Lime, quicklime, unslaked and unquenched lime is all the same for calcium oxide, before oxidation into calcium hydroxide. Slaked and quenched lime is already oxidized into calcium hydroxide. As calcining is not a difficult process, and as lime is easier (or cheaper) to get than calcium hydroxide, many historic recipes use straight lime. Drip lye has a pH of about 11 while modern lye has a pH of 14 – one big reason why making medieval soap is so different from modern soap-making.  Handling drip lye therefore is also a lot less dangerous than handling modern lye, but just in case, do keep some vinegar handy – acid on base neutralizes like a charm.

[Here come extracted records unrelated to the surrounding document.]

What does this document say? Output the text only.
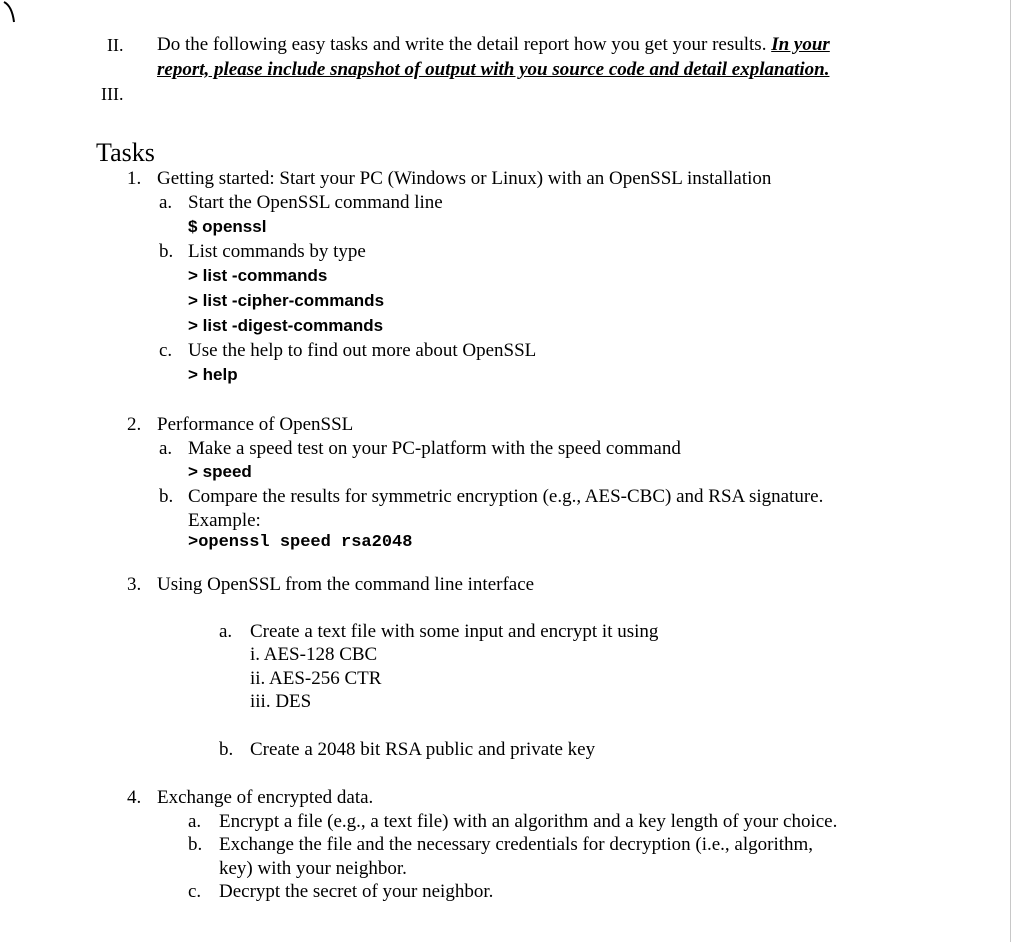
II. Do the following easy tasks and write the detail report how you get your results. In your
report, please include snapshot of output with you source code and detail explanation.
III.
Tasks
1. Getting started: Start your PC (Windows or Linux) with an OpenSSL installation
a. Start the OpenSSL command line
$ openssl
b. List commands by type
> list -commands
> list -cipher-commands
> list -digest-commands
c. Use the help to find out more about OpenSSL
> help
2. Performance of OpenSSL
a. Make a speed test on your PC-platform with the speed command
> speed
b. Compare the results for symmetric encryption (e.g., AES-CBC) and RSA signature.
Example:
>openssl speed rsa2048
3. Using OpenSSL from the command line interface
a. Create a text file with some input and encrypt it using
i. AES-128 CBC
ii. AES-256 CTR
iii. DES
b. Create a 2048 bit RSA public and private key
4. Exchange of encrypted data.
a. Encrypt a file (e.g., a text file) with an algorithm and a key length of your choice.
b. Exchange the file and the necessary credentials for decryption (i.e., algorithm,
key) with your neighbor.
c. Decrypt the secret of your neighbor.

Modern hand-made soaps are most often Cold Process soaps; early medieval soaps are most often Hot Process soaps, and this difference can be confusing for the re-enactor. In hot-processed soaps the saponification reaction – as the chemical reaction between lye and fat is called – is accelerated by adding heat. In contrast; cold-process soaps are poured into molds and with added insulation or a little radiant heat only then do they saponify.  Hot-process soaps saponify completely during cooking and only then are poured into molds. Hot-process soap making also differs as it allows the soap to be fully saponified and almost immediately ready for use after cool down instead of having to cure for weeks, as the cold-process soaps requires.

Medieval hot-process soap cooking was quite a bit more challenging due to the unknown strength and quality of the lye. The purity of the alkali lye was unreliable, as only naturally found alkalis, such as wood ashes, were available. The advantage of hot-process is that the exact amount or purity of lye required for successful saponification is not needed as slight changes to the ratio of lye or oil can be made during cooking. There was a real need for good soap and a surprising lack of knowledge on how to properly make it throughout much of medieval Europe. It was not until pure crystallized sodium hydroxide was invented and patented by French chemist Nicolas Leblanc in 1790 that exact measured recipes with predictable results were possible.